Like I said, I’ll check out the polyshades – a few hours of drytime in between I can handle.
Thanks for the response bud

View Cosmicsniper's profile


2202 posts in 3124 days

#3 posted 05-02-2011 03:16 AM


I’d go with the spray gear. Use a 1 lbs. cut of dewaxed shellac (I use Zinnser sealcoat 50/50 with denatured alcohol), mixed to the right color with a dye (such a Trans Tint). This will impart excellent color that masks the two different wood types. I use multiple coats, often partially sprayed in certain areas to give various areas more tone than others…good way to do “sunburst” patterns on a cabinet door, for example. The more coats, the darker it gets.

The thin cut of shellac dries extremely fast…and you could do a ton of coats this way in a couple of hours.

I would then use some wipe-on poly on the handrail to give it some protection…as you should be able to get a few good coats on it before the day ends. I wouldn’t put anything else on the spindles…just match the sheen of the poly coats with the shellac on the spindles. Experiment before you go.

Being a staircase, there probably isn’t a ton of wood grain to try to bring out, but this method will tend to hide the grain somewhat. In that case, you could pad-on the first coat of your shellac mixture and rub it into the areas where you want the grain to stand out.

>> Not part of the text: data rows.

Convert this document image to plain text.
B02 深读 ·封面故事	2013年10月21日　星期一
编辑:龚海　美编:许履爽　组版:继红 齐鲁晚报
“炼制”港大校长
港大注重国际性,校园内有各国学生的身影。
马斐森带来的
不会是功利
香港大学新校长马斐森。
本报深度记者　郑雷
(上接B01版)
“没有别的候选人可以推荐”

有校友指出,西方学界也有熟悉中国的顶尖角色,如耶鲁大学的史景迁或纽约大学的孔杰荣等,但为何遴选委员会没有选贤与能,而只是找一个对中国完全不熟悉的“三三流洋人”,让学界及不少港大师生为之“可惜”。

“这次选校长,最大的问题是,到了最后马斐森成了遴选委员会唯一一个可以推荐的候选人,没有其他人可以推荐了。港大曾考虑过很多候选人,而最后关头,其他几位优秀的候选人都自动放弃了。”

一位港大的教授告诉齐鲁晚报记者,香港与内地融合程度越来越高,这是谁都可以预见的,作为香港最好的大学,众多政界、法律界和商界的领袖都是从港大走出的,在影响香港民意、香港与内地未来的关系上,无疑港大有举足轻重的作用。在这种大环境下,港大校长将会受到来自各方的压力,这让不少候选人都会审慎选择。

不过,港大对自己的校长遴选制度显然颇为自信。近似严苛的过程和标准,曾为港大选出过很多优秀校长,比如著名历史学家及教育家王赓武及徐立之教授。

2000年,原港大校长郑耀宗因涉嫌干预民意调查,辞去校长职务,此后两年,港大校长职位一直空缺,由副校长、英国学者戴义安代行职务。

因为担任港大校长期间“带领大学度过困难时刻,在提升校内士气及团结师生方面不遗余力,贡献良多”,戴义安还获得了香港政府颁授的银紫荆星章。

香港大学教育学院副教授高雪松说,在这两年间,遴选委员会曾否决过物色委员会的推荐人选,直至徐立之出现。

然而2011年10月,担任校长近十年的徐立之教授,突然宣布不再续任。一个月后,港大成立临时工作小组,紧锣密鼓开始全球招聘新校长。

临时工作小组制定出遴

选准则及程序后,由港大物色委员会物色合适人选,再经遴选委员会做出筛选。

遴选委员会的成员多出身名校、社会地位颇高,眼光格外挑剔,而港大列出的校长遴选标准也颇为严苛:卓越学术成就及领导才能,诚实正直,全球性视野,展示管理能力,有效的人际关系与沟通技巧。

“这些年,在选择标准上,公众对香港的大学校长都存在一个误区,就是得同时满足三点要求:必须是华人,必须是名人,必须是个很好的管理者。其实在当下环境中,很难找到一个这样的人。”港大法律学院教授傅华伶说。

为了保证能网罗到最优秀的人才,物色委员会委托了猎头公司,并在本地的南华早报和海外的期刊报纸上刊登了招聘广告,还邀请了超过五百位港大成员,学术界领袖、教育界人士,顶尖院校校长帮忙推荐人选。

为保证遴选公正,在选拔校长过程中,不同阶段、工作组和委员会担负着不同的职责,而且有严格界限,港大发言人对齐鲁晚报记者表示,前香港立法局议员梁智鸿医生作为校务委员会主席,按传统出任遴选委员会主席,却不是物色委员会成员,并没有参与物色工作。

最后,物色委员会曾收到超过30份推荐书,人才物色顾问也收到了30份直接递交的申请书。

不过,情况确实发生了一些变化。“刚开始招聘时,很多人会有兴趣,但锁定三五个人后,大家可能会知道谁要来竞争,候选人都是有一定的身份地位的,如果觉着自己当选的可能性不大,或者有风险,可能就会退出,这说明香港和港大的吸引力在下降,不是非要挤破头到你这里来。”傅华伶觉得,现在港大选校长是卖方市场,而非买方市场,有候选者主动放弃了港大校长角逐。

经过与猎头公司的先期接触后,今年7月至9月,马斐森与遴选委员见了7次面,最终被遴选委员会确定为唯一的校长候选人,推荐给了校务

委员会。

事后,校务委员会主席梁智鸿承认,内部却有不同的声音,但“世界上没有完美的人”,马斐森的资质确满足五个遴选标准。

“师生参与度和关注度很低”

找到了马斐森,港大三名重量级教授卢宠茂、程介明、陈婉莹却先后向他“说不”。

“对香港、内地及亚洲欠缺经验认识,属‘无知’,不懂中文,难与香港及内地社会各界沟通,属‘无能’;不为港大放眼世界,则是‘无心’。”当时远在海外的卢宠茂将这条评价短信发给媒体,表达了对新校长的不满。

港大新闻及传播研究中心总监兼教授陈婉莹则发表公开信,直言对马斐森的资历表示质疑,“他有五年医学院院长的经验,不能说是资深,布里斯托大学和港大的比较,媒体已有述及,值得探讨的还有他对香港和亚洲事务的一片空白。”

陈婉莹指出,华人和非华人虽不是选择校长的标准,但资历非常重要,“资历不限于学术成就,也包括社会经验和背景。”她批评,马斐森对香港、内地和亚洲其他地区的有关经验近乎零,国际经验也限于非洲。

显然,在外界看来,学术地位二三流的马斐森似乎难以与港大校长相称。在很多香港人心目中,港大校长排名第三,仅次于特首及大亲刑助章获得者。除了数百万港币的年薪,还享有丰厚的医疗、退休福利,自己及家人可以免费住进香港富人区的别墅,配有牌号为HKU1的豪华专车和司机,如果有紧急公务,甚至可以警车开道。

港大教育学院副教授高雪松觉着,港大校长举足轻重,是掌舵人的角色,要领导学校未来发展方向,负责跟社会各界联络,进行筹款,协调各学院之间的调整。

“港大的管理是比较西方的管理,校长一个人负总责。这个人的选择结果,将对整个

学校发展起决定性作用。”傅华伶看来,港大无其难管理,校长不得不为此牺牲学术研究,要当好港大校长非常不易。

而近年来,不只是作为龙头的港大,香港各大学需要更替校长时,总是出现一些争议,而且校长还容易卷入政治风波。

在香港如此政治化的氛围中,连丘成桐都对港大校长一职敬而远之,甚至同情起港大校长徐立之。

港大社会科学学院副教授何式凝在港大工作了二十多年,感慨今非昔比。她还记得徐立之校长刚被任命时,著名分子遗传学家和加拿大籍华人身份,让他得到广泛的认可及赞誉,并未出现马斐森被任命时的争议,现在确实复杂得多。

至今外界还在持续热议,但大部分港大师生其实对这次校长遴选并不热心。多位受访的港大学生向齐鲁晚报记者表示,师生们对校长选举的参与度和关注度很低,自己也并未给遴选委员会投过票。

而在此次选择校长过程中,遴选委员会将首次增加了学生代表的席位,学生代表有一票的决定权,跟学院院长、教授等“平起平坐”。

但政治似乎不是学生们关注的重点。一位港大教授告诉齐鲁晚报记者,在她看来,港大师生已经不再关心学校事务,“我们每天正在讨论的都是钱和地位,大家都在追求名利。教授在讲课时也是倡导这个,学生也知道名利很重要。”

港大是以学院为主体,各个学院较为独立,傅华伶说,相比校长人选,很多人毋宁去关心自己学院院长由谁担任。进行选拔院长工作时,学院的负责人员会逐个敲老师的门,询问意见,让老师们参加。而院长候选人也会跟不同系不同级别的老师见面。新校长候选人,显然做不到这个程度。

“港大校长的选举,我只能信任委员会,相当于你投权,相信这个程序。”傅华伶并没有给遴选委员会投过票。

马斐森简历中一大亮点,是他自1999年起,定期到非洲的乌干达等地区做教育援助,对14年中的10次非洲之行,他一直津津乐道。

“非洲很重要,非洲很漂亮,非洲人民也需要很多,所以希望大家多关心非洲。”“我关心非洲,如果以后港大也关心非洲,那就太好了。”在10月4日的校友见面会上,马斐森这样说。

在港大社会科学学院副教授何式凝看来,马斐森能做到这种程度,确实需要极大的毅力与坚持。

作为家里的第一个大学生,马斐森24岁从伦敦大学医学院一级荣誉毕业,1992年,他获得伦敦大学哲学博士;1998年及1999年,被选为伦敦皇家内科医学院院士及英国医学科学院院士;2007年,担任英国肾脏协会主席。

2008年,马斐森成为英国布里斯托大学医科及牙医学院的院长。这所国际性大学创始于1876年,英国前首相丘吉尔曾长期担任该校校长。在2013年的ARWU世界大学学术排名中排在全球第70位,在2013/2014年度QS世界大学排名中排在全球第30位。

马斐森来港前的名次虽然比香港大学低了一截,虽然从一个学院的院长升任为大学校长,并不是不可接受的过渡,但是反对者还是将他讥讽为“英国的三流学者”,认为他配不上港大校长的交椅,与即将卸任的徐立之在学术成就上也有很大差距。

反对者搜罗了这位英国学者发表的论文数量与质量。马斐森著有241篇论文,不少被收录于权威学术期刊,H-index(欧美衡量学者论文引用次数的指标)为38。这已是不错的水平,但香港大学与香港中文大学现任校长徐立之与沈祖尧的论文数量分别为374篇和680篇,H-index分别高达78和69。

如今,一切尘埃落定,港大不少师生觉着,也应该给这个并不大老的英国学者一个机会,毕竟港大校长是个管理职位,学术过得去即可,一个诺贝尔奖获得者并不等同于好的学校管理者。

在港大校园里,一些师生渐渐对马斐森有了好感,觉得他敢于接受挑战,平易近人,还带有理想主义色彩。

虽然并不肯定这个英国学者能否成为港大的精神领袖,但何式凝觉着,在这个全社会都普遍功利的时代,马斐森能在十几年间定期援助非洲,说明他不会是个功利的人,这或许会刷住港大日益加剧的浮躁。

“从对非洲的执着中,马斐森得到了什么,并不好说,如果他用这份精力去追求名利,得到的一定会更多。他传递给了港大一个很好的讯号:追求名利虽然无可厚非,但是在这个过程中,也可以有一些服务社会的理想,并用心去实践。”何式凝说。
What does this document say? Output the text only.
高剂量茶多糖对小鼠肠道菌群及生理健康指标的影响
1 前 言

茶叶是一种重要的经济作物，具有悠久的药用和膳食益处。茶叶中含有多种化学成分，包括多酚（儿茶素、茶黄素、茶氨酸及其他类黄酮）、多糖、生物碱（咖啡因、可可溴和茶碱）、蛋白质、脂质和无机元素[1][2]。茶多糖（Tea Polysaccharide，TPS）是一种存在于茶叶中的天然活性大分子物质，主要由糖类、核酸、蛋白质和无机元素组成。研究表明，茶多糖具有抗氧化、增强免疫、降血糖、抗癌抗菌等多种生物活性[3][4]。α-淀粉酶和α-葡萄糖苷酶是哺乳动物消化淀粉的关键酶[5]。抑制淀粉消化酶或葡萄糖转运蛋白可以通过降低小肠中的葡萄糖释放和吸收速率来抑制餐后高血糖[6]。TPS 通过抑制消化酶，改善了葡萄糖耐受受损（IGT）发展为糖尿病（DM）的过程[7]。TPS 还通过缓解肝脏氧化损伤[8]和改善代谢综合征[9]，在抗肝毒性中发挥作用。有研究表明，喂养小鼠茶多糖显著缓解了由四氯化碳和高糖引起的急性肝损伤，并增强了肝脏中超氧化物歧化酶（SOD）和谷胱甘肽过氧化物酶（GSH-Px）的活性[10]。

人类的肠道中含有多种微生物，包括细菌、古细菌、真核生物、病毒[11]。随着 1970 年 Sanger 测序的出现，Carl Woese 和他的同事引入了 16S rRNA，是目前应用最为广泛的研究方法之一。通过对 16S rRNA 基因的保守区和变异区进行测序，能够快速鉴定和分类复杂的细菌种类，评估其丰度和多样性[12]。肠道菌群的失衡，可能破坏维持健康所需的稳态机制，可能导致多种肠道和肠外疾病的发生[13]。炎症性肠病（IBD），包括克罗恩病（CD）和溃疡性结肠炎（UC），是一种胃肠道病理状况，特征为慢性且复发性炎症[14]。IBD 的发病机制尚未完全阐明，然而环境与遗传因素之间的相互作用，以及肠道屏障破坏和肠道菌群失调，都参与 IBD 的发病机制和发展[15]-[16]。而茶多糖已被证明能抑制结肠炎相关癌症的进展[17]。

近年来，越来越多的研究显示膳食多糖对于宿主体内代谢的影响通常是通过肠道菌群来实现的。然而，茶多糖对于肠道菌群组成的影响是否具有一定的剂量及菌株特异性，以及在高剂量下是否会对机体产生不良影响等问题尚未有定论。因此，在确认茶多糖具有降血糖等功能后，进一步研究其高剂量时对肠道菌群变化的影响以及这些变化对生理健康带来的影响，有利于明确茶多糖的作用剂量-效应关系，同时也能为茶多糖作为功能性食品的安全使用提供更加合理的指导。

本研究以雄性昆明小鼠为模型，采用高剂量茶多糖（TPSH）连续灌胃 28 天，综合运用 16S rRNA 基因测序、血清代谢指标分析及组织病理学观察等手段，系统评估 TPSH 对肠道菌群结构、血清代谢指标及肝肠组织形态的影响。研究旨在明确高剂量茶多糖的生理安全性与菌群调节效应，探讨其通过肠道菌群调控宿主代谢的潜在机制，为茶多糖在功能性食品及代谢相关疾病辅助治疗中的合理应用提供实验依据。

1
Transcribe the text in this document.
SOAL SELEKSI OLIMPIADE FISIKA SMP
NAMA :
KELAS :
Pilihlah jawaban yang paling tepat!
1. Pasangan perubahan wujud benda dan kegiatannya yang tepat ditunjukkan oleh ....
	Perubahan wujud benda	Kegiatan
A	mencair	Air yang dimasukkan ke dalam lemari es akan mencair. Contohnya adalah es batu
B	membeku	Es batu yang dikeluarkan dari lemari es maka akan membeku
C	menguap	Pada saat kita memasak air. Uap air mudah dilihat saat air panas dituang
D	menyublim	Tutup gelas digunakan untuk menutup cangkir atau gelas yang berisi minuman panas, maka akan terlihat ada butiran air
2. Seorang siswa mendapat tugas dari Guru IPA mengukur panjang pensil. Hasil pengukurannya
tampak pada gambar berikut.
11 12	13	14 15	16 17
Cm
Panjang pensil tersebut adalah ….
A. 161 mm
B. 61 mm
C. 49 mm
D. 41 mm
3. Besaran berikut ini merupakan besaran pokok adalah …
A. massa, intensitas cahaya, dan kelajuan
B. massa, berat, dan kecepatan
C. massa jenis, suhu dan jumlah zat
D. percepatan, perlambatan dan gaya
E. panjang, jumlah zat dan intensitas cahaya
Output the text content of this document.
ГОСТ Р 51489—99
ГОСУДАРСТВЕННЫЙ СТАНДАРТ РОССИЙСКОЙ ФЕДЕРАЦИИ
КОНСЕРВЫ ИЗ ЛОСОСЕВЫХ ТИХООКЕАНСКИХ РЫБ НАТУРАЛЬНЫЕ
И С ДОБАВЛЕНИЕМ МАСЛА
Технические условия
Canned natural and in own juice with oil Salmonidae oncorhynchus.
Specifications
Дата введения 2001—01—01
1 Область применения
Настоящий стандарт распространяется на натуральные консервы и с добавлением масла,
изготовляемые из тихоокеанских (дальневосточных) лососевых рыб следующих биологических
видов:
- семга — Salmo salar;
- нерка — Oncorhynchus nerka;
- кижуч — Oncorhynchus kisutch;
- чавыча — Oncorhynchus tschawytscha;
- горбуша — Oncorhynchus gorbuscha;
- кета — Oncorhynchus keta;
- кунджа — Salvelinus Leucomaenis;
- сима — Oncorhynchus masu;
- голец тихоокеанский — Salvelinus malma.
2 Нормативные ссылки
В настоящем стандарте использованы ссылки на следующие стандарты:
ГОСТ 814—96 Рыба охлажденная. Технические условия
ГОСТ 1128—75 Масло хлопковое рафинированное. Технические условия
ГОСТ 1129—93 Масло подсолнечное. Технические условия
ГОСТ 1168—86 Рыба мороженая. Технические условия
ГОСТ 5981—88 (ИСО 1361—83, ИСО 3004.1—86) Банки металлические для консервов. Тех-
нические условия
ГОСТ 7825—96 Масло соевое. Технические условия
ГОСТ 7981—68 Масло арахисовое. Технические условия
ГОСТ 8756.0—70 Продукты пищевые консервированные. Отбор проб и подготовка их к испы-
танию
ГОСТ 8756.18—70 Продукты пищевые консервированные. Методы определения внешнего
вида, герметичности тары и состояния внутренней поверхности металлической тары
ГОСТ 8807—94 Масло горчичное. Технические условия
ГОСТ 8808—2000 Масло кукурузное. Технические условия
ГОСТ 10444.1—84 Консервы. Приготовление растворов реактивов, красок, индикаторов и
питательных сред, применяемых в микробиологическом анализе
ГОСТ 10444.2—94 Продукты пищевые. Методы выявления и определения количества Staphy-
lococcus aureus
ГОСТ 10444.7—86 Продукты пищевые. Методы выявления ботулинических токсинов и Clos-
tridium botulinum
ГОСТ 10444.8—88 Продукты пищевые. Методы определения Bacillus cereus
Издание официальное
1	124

Just don’t rub-on subsequent coats, since shellac melts into the deeper coats and rubbing it in too much runs the risk of messing up your early coats…which is especially true of a mixture that is so heavy in solvent.

-- jay,

View John's profile


190 posts in 3549 days

#4 posted 05-02-2011 03:49 AM

I did a few jobs where I used some poly with a tint in it made to match another piece of furniture. That is probably what PolyShades is. I would go with that and you’ll probably be good to go depending upon how much final finish the customer wants. You can always put one coat of clear poly over it.

-- John, Long Island, NY

View RamonaPro's profile


7 posts in 2629 days

#5 posted 05-02-2011 04:12 AM

awesome stuff fellas! thanks a million

View Steven H's profile

Steven H

1117 posts in 3026 days

#6 posted 05-02-2011 04:19 AM

If you do not know what finish to put, slap on boiled linseed oil. That will pop out the grain look. Want to change the color? Slap on any dyes. For hand railed, you can use oil based varnish. (same as oil based polyurethane)

Oak is the easiest wood to stain.
Minwax polyshade is just varnish and pigment mixed together. I wouldn’t use this for this particular project.